It's Time for Sniffles, Coughs, Aches and Pains

How to avoid the onset of winter illnesses

View Comments ()
|
Email
|
Print

    NEWSLETTERS

    Fight back against winter colds and illnesses.

    It starts with a sniffle, maybe a slight cough.  Then, boom.  You’ve suddenly got a cold, which unexpectedly crept up faster than the tortoise on the hare.

    Colds are, no doubt, misery-inducing, along with the other varieties of winter illnesses like the flu.  These types of sicknesses become more prevalent during the winter months, because people spend more time indoors.  Cram in a room full of people this winter, and you’re likely to hear a variety of snorting and wheezing, combined with an array of other cringe-inducing verbs.

    Unfortunately, as the Food and Drug Administration explains, there’s no cure or vaccination available for the common cold; such vaccinations are ultimately impossible to engineer because of the overabundance of cold strains. 

    How do you know if you have the cold or the flu?  Stuffy, runny noses and constant sneezing are symptoms inclusive of colds; coughing and sore throats are an additional double whammy of symptoms, adding insult to injury.  In contrast to colds, the flu attacks suddenly, and (along with cold symptoms) the flu may additionally slam you with the likes of a fever, chills, aches and oftentimes dry cough -- making for an overall list of not so fun times.

    It’s not always easy to escape from enclosed environments, especially if you work in an office -- where germs are frequently flying throughout the air.  Do you hear that cubicle neighbor of yours, hacking and sneezing?  Don’t be surprised if she’s not properly covering her mouth.

    “Being sick means we fall behind in our work, and we can’t afford a day off here,” said D.C. resident Renée Schapiro, an executive assistant at a Bethesda-based concert promoter.  “I work about 40 to 60 hours a week.  And if we don’t keep up, we risk losing our jobs.  It’s just the way it is, I guess.”

    So instead of just sitting there in your swiveling desk chair, fight back against the likes of your germ-spewing coworker, and take a stance against bacteria by, first and foremost, keeping your hands clean. 

    “When coworkers are coughing and sneezing, it is best to wash your hands frequently.  If water is unavailable, use hand sanitizers,” said Fleta H. Sokal, M.D.

    Additionally, bleach-based solutions and wipes should be a staple in the office -- be adamant in wiping down your keyboard, telephone and desk (and even chair handles) at least once a week.

    “Keeping my desk area clean is the best precaution I can take,” Schapiro said.

    If you’re wondering why the insistence of cleaning cubicle-house, think of how many communal office items you touch per day, like the copier, stapler and coffee machine.  Germs housed on items like these are then carried, by way of your hands, back to your desk.  If you’re typing up a report at your computer and have the urge to rub your eye, keep your digits away from your face and wipe with a tissue, instead.

    In addition to general practices of cleanliness, the FDA encourages eating a balanced diet, getting an adequate amount of sleep, exercising and keeping stress in check as important factors in maintaining your health.  Eating foods like fruits, vegetables and protein fuel the body with vitamins, minerals and general sources of energy to boost the body’s immune system. 

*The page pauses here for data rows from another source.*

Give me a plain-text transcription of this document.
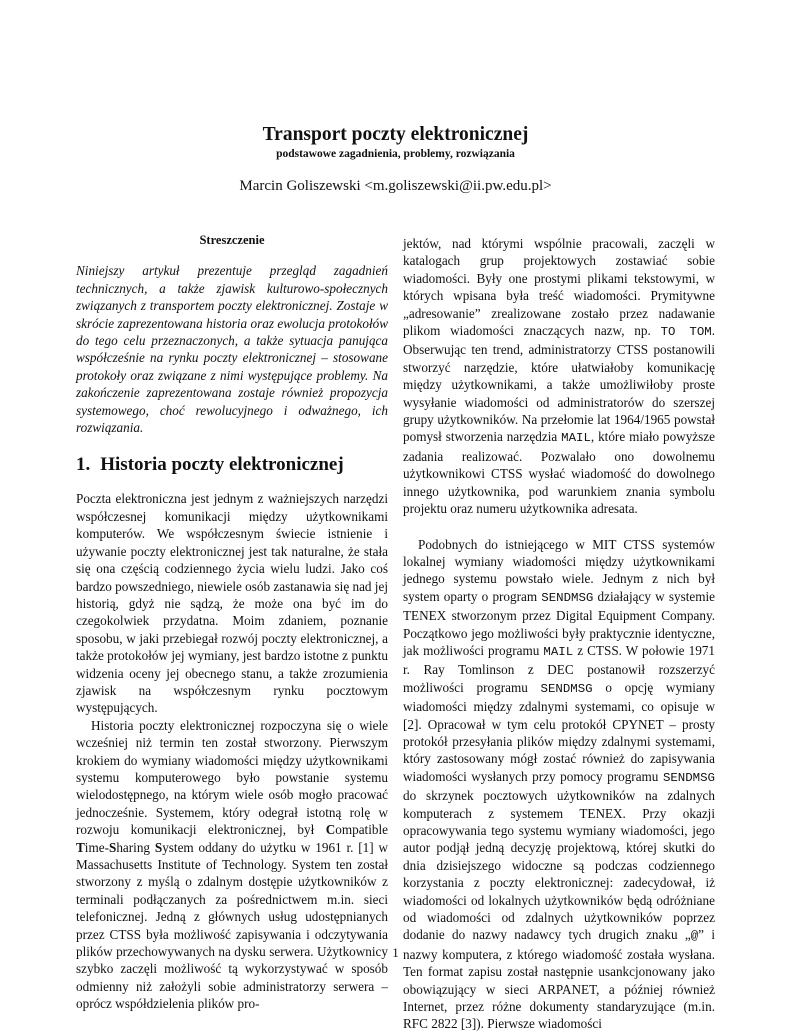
Transport poczty elektronicznej
podstawowe zagadnienia, problemy, rozwiązania
Marcin Goliszewski <m.goliszewski@ii.pw.edu.pl>
Streszczenie

Niniejszy artykuł prezentuje przegląd zagadnień technicznych, a także zjawisk kulturowo-społecznych związanych z transportem poczty elektronicznej. Zostaje w skrócie zaprezentowana historia oraz ewolucja protokołów do tego celu przeznaczonych, a także sytuacja panująca współcześnie na rynku poczty elektronicznej – stosowane protokoły oraz związane z nimi występujące problemy. Na zakończenie zaprezentowana zostaje również propozycja systemowego, choć rewolucyjnego i odważnego, ich rozwiązania.

1. Historia poczty elektronicznej

Poczta elektroniczna jest jednym z ważniejszych narzędzi współczesnej komunikacji między użytkownikami komputerów. We współczesnym świecie istnienie i używanie poczty elektronicznej jest tak naturalne, że stała się ona częścią codziennego życia wielu ludzi. Jako coś bardzo powszedniego, niewiele osób zastanawia się nad jej historią, gdyż nie sądzą, że może ona być im do czegokolwiek przydatna. Moim zdaniem, poznanie sposobu, w jaki przebiegał rozwój poczty elektronicznej, a także protokołów jej wymiany, jest bardzo istotne z punktu widzenia oceny jej obecnego stanu, a także zrozumienia zjawisk na współczesnym rynku pocztowym występujących.

Historia poczty elektronicznej rozpoczyna się o wiele wcześniej niż termin ten został stworzony. Pierwszym krokiem do wymiany wiadomości między użytkownikami systemu komputerowego było powstanie systemu wielodostępnego, na którym wiele osób mogło pracować jednocześnie. Systemem, który odegrał istotną rolę w rozwoju komunikacji elektronicznej, był Compatible Time-Sharing System oddany do użytku w 1961 r. [1] w Massachusetts Institute of Technology. System ten został stworzony z myślą o zdalnym dostępie użytkowników z terminali podłączanych za pośrednictwem m.in. sieci telefonicznej. Jedną z głównych usług udostępnianych przez CTSS była możliwość zapisywania i odczytywania plików przechowywanych na dysku serwera. Użytkownicy szybko zaczęli możliwość tą wykorzystywać w sposób odmienny niż założyli sobie administratorzy serwera – oprócz współdzielenia plików pro-

jektów, nad którymi wspólnie pracowali, zaczęli w katalogach grup projektowych zostawiać sobie wiadomości. Były one prostymi plikami tekstowymi, w których wpisana była treść wiadomości. Prymitywne „adresowanie” zrealizowane zostało przez nadawanie plikom wiadomości znaczących nazw, np. TO TOM. Obserwując ten trend, administratorzy CTSS postanowili stworzyć narzędzie, które ułatwiałoby komunikację między użytkownikami, a także umożliwiłoby proste wysyłanie wiadomości od administratorów do szerszej grupy użytkowników. Na przełomie lat 1964/1965 powstał pomysł stworzenia narzędzia MAIL, które miało powyższe zadania realizować. Pozwalało ono dowolnemu użytkownikowi CTSS wysłać wiadomość do dowolnego innego użytkownika, pod warunkiem znania symbolu projektu oraz numeru użytkownika adresata.

Podobnych do istniejącego w MIT CTSS systemów lokalnej wymiany wiadomości między użytkownikami jednego systemu powstało wiele. Jednym z nich był system oparty o program SENDMSG działający w systemie TENEX stworzonym przez Digital Equipment Company. Początkowo jego możliwości były praktycznie identyczne, jak możliwości programu MAIL z CTSS. W połowie 1971 r. Ray Tomlinson z DEC postanowił rozszerzyć możliwości programu SENDMSG o opcję wymiany wiadomości między zdalnymi systemami, co opisuje w [2]. Opracował w tym celu protokół CPYNET – prosty protokół przesyłania plików między zdalnymi systemami, który zastosowany mógł zostać również do zapisywania wiadomości wysłanych przy pomocy programu SENDMSG do skrzynek pocztowych użytkowników na zdalnych komputerach z systemem TENEX. Przy okazji opracowywania tego systemu wymiany wiadomości, jego autor podjął jedną decyzję projektową, której skutki do dnia dzisiejszego widoczne są podczas codziennego korzystania z poczty elektronicznej: zadecydował, iż wiadomości od lokalnych użytkowników będą odróżniane od wiadomości od zdalnych użytkowników poprzez dodanie do nazwy nadawcy tych drugich znaku „@” i nazwy komputera, z którego wiadomość została wysłana. Ten format zapisu został następnie usankcjonowany jako obowiązujący w sieci ARPANET, a później również Internet, przez różne dokumenty standaryzujące (m.in. RFC 2822 [3]). Pierwsze wiadomości

1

    “I rest, eat healthy, exercise and wash my hands. I am lucky to have good genes and have no underlying medical problems,” said Dr. Sokal. “I would recommend meditation and yoga to help the body relax.”

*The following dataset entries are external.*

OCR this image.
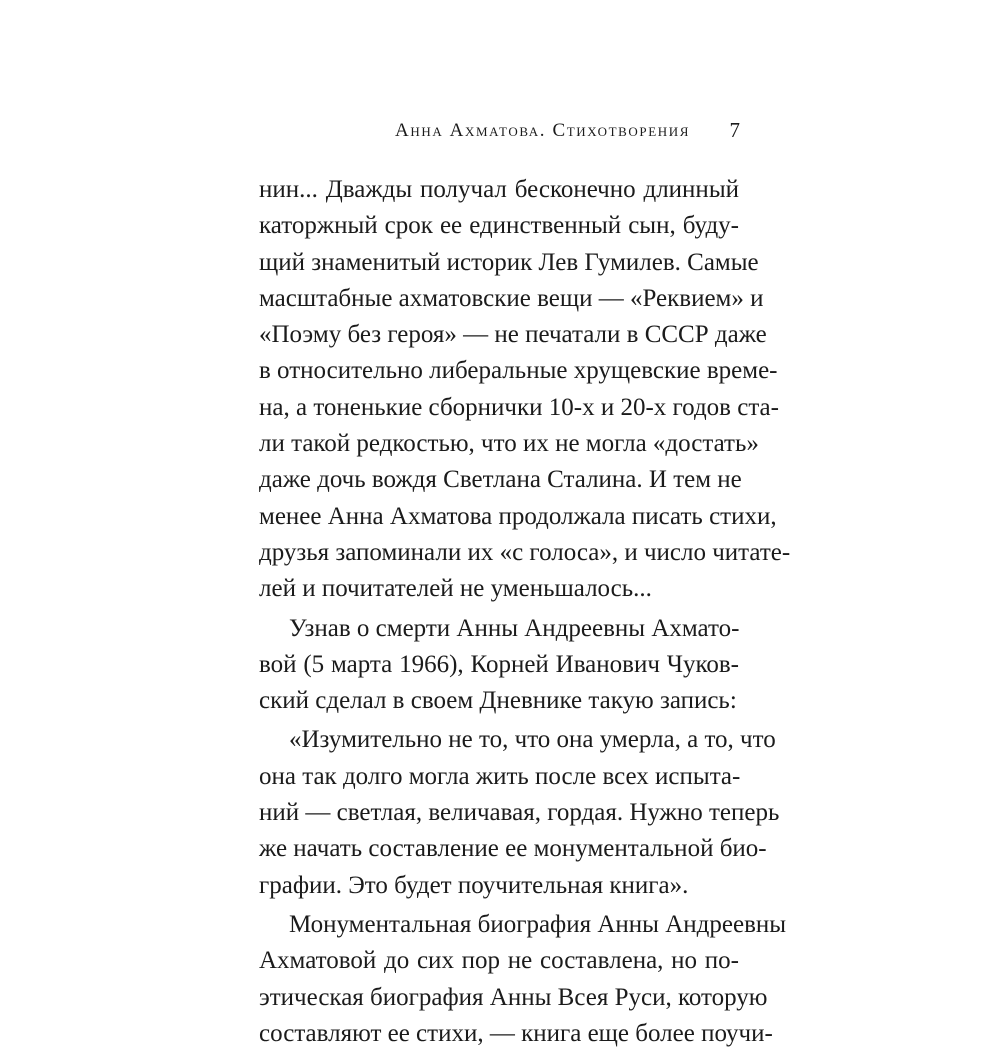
Анна Ахматова. Стихотворения 7
нин... Дважды получал бесконечно длинный
каторжный срок ее единственный сын, буду-
щий знаменитый историк Лев Гумилев. Самые
масштабные ахматовские вещи — «Реквием» и
«Поэму без героя» — не печатали в СССР даже
в относительно либеральные хрущевские време-
на, а тоненькие сборнички 10-х и 20-х годов ста-
ли такой редкостью, что их не могла «достать»
даже дочь вождя Светлана Сталина. И тем не
менее Анна Ахматова продолжала писать стихи,
друзья запоминали их «с голоса», и число читате-
лей и почитателей не уменьшалось...
Узнав о смерти Анны Андреевны Ахмато-
вой (5 марта 1966), Корней Иванович Чуков-
ский сделал в своем Дневнике такую запись:
«Изумительно не то, что она умерла, а то, что
она так долго могла жить после всех испыта-
ний — светлая, величавая, гордая. Нужно теперь
же начать составление ее монументальной био-
графии. Это будет поучительная книга».
Монументальная биография Анны Андреевны
Ахматовой до сих пор не составлена, но по-
этическая биография Анны Всея Руси, которую
составляют ее стихи, — книга еще более поучи-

    But despite the hand washing and the healthy eating, what if the worst strikes and you’re suddenly overcome with sickness?  One of the most important steps to fast recovery is to get rest -- that means throwing on your PJs, fluffing up those pillows and hopping under the sheets.

    In addition to catching some z’s, drink non-processed fluids like water and hot tea to loosen mucus, and avoid drinking alcohol or caffeine of any sort, since both have a tendency to dehydrate.

    “When I am sick I try to drink more fluids,” stated Dr. Sokal.  Additionally, consider purchasing a humidifier to relieve congestion, and maybe try gargling salt water to alleviate any discomfort brought on by a sore throat.

    In terms of self-medicating, select an over-the-counter medication that matches your specific symptoms -- added meds to alleviate other non-existent symptoms can be harmful to the body.  Pay attention to side effects, too, like the “may-cause-drowsiness” labeling that often appears on packages.

    As the holidays approach, take extra care to combat colds and other illnesses, because seasonal merriment just isn’t the same if you’re doped up on antihistamines. 

    If you’re still wary of your cube neighbor, try plopping a bottle of sanitizer and some tissues on her desk.  Meanwhile, wash your hands, eat well and sanitize -- everything.